The law is being proposed with the ambition of tackling noise and other disruption to neighbourhoods and communities by giving local authorities the power to grant and withdraw the license.

However, license operators are concerned that this will push letters out of the market with more paperwork, especially as they recover from the pandemic.

Association of Scotland’s Self-Caterers Chief Executive, Fiona Campbell, said: “Despite our best efforts, and those of our colleagues across Scottish tourism, this Working Group has been revealed as nothing but a sham and therefore we have decided to leave it.

“Throughout the entire process, while we have acted in good faith, this government has continually shifted the goalposts and acted with cavalier disregard and indifference towards our sincere concerns and innovative ideas.

“Throughout the COVID-19 pandemic, and long-before that, the Scottish tourism industry has been an example for others to follow – it is therefore extremely disappointing that our government has not held itself to the same standards and failed to back small business at this crucial time.”

But the Scottish Government say that this proposal will help empower communities to have greater say in how to manage their local tourism industry.

Social Justice Secretary Shona Robison said: “Regulation of short term lets is vital if we are to balance the needs and concerns of our communities with wider economic and tourism interests. 

“Short-term lets can offer people a flexible and cheaper travel option and have contributed positively to our tourism industry and local economies across the country. 

“However, we know that in certain areas, particularly tourist hot spots, high numbers of short-term lets can cause problems for neighbours and make it harder for people to find homes to live in.

“By allowing local authorities appropriate regulatory powers through a licensing scheme, we can ensure that short term lets are safe and address issues faced by local residents and communities.

“It will allow local authorities to understand more fully what is happening in their areas and assist with the effective handling of complaints.”

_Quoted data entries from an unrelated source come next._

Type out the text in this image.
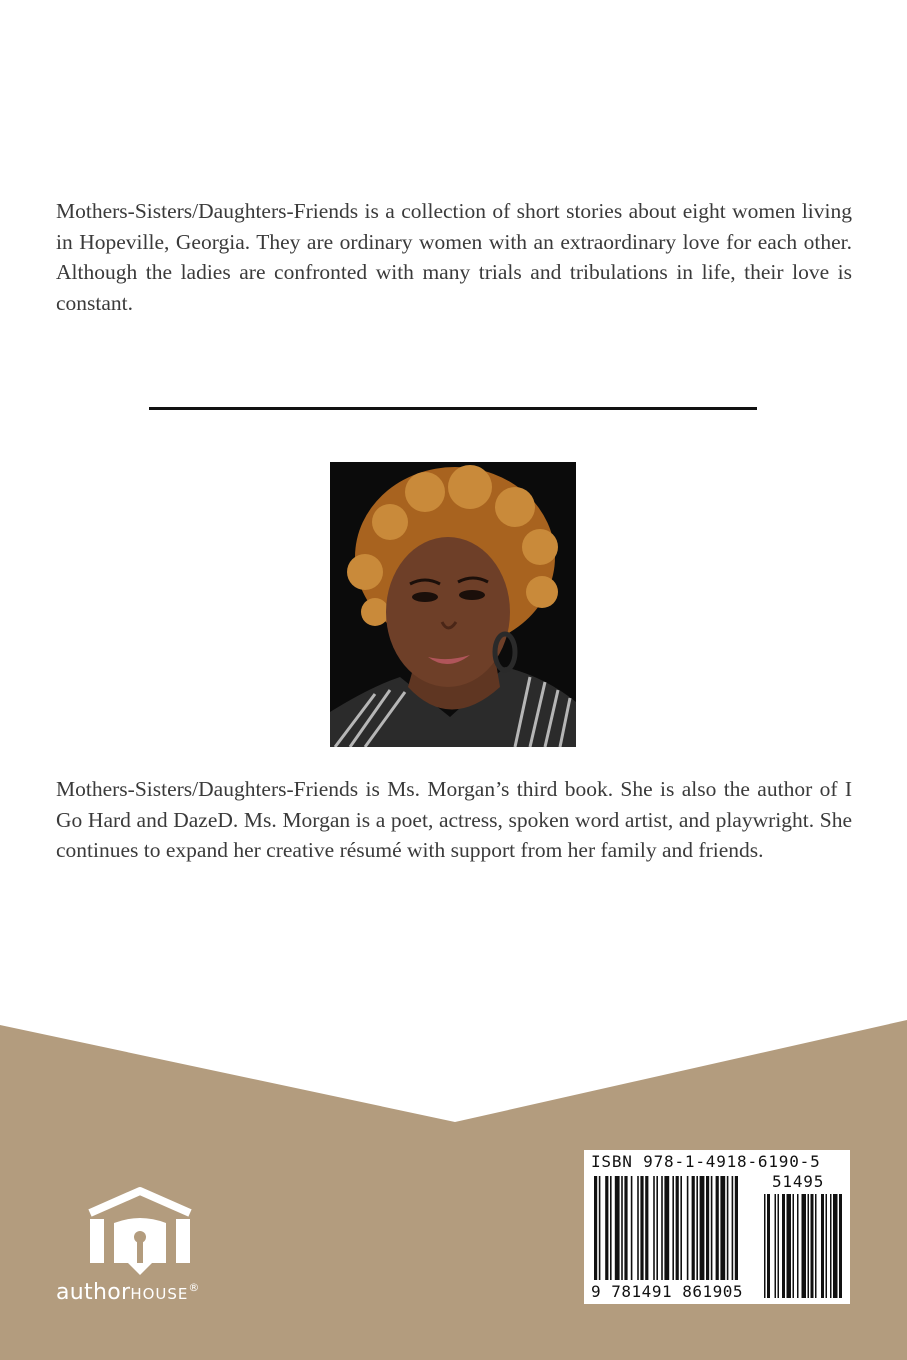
Mothers-Sisters/Daughters-Friends is a collection of short stories about eight women living in Hopeville, Georgia. They are ordinary women with an extraordinary love for each other. Although the ladies are confronted with many trials and tribulations in life, their love is constant.

Mothers-Sisters/Daughters-Friends is Ms. Morgan’s third book. She is also the author of I Go Hard and DazeD. Ms. Morgan is a poet, actress, spoken word artist, and playwright. She continues to expand her creative résumé with support from her family and friends.

authorHOUSE®
ISBN 978-1-4918-6190-5
51495
9 781491 861905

Local representatives are split on the issue, the Scottish conservatives are warning the proposal could have unexpected consequences in the sector and force many operators to close.

Highland Ward councillor, John Duff said: “I am extremely concerned about the potential impact of this SNP Government scheme on self-catering businesses. The SNP proposes a licensing scheme for all types of self-catering businesses, including B&Bs, guest houses, lodges and glamping pods, and has singularly failed to take on board the concerns of the industry in doing so.

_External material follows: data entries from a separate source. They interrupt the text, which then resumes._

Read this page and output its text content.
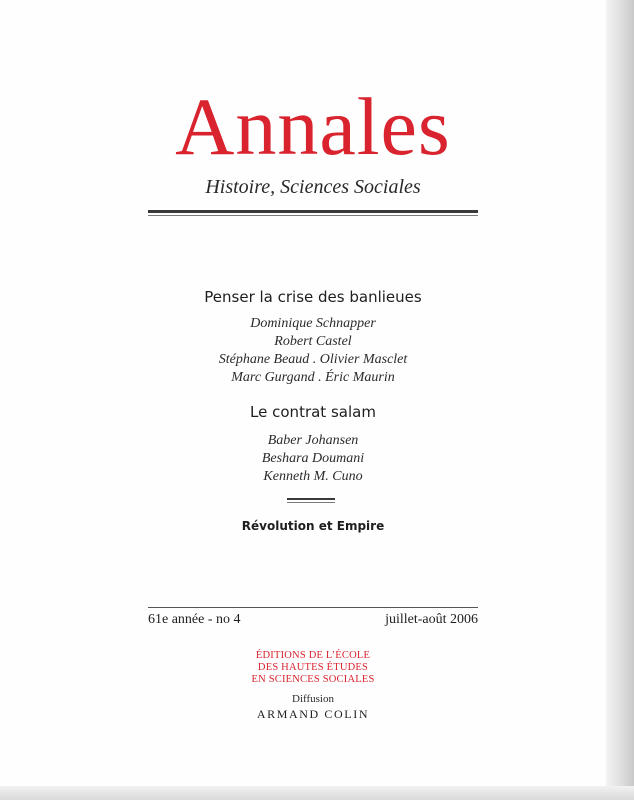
Annales
Histoire, Sciences Sociales
Penser la crise des banlieues
Dominique Schnapper
Robert Castel
Stéphane Beaud . Olivier Masclet
Marc Gurgand . Éric Maurin
Le contrat salam
Baber Johansen
Beshara Doumani
Kenneth M. Cuno
Révolution et Empire
61e année - no 4	juillet-août 2006
ÉDITIONS DE L’ÉCOLE
DES HAUTES ÉTUDES
EN SCIENCES SOCIALES
Diffusion
ARMAND COLIN
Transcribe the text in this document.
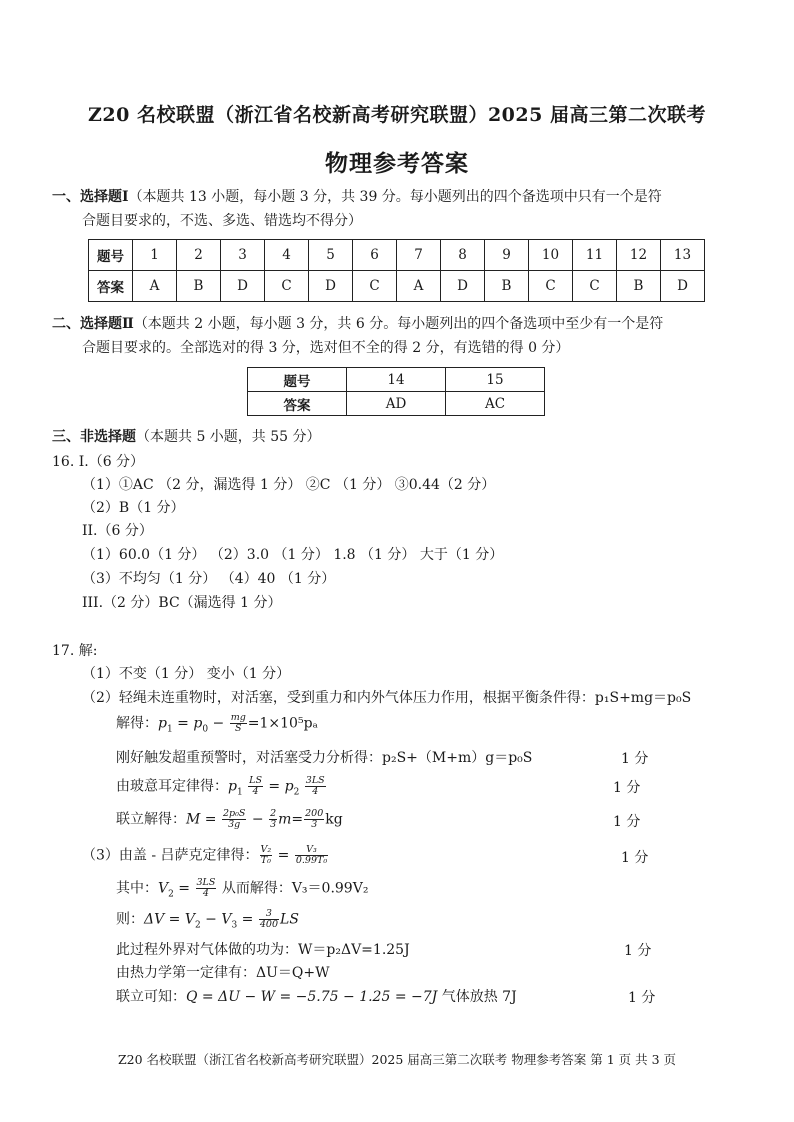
Z20 名校联盟（浙江省名校新高考研究联盟）2025 届高三第二次联考
物理参考答案
一、选择题Ⅰ（本题共 13 小题，每小题 3 分，共 39 分。每小题列出的四个备选项中只有一个是符
合题目要求的，不选、多选、错选均不得分）
题号	1	2	3	4	5	6	7	8	9	10	11	12	13
答案	A	B	D	C	D	C	A	D	B	C	C	B	D
二、选择题Ⅱ（本题共 2 小题，每小题 3 分，共 6 分。每小题列出的四个备选项中至少有一个是符
合题目要求的。全部选对的得 3 分，选对但不全的得 2 分，有选错的得 0 分）
题号	14	15
答案	AD	AC
三、非选择题（本题共 5 小题，共 55 分）
16. I.（6 分）
（1）①AC （2 分，漏选得 1 分） ②C （1 分） ③0.44（2 分）
（2）B（1 分）
II.（6 分）
（1）60.0（1 分） （2）3.0 （1 分） 1.8 （1 分） 大于（1 分）
（3）不均匀（1 分） （4）40 （1 分）
III.（2 分）BC（漏选得 1 分）
17. 解:
（1）不变（1 分） 变小（1 分）
（2）轻绳未连重物时，对活塞，受到重力和内外气体压力作用，根据平衡条件得：p₁S+mg＝p₀S
解得：$p_1 = p_0 - \frac{mg}{S} =1\times 10^5p_a$
刚好触发超重预警时，对活塞受力分析得：p₂S+（M+m）g＝p₀S	1 分
由玻意耳定律得：$p_1 \frac{LS}{4} = p_2 \frac{3LS}{4}$	1 分
联立解得：$M = \frac{\text{2p₀S}}{3g} - \frac{2}{3} m= \frac{200}{3}$ kg	1 分
（3）由盖 - 吕萨克定律得： $\frac{\text{V₂}}{\text{T₀}} = \frac{\text{V₃}}{\text{0.99T₀}}$	1 分
其中：$V_2 = \frac{3LS}{4}$ 从而解得：V₃＝0.99V₂
则：$\Delta V = V_2 - V_3 = \frac{3}{400}$ LS
此过程外界对气体做的功为：W＝p₂ΔV=1.25J	1 分
由热力学第一定律有：ΔU＝Q+W
联立可知：Q = ΔU − W = −5.75 − 1.25 = −7J 气体放热 7J	1 分
Z20 名校联盟（浙江省名校新高考研究联盟）2025 届高三第二次联考 物理参考答案 第 1 页 共 3 页
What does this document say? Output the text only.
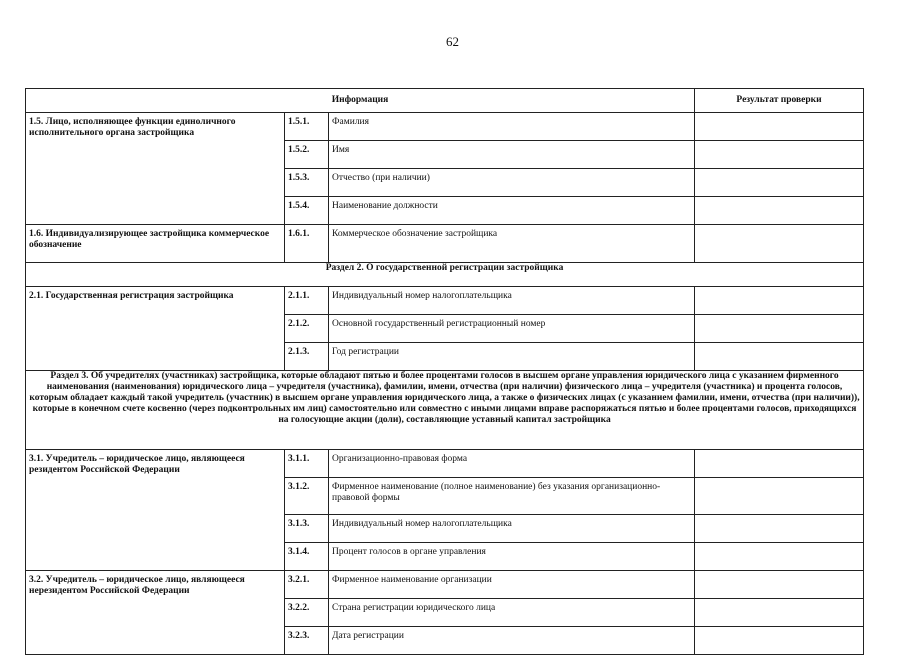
62
Информация			Результат проверки
1.5. Лицо, исполняющее функции единоличного исполнительного органа застройщика	1.5.1.	Фамилия	
	1.5.2.	Имя	
	1.5.3.	Отчество (при наличии)	
	1.5.4.	Наименование должности	
1.6. Индивидуализирующее застройщика коммерческое обозначение	1.6.1.	Коммерческое обозначение застройщика	
Раздел 2. О государственной регистрации застройщика			
2.1. Государственная регистрация застройщика	2.1.1.	Индивидуальный номер налогоплательщика	
	2.1.2.	Основной государственный регистрационный номер	
	2.1.3.	Год регистрации	
Раздел 3. Об учредителях (участниках) застройщика, которые обладают пятью и более процентами голосов в высшем органе управления юридического лица с указанием фирменного наименования (наименования) юридического лица – учредителя (участника), фамилии, имени, отчества (при наличии) физического лица – учредителя (участника) и процента голосов, которым обладает каждый такой учредитель (участник) в высшем органе управления юридического лица, а также о физических лицах (с указанием фамилии, имени, отчества (при наличии)), которые в конечном счете косвенно (через подконтрольных им лиц) самостоятельно или совместно с иными лицами вправе распоряжаться пятью и более процентами голосов, приходящихся на голосующие акции (доли), составляющие уставный капитал застройщика			
3.1. Учредитель – юридическое лицо, являющееся резидентом Российской Федерации	3.1.1.	Организационно-правовая форма	
	3.1.2.	Фирменное наименование (полное наименование) без указания организационно-правовой формы	
	3.1.3.	Индивидуальный номер налогоплательщика	
	3.1.4.	Процент голосов в органе управления	
3.2. Учредитель – юридическое лицо, являющееся нерезидентом Российской Федерации	3.2.1.	Фирменное наименование организации	
	3.2.2.	Страна регистрации юридического лица	
	3.2.3.	Дата регистрации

“Self-catering businesses bring in over £720 million to the Scottish economy and the introduction of this scheme could result in many self-catering businesses closing with the additional knock on effect to local economies.”

Whereas the SNP representatives in the area are accusing the conservatives of fearmongering, suggesting that any charge would be much less than opponents worry.

Pete Wishart said: “True to form, the Tories have chosen to play to the gallery rather than engage substantively on this issue. As a result, we are now in a situation where a perfectly sensible licencing scheme that is estimated to cost the equivalent of just £11 a month is being cynically weaponised for political gain.”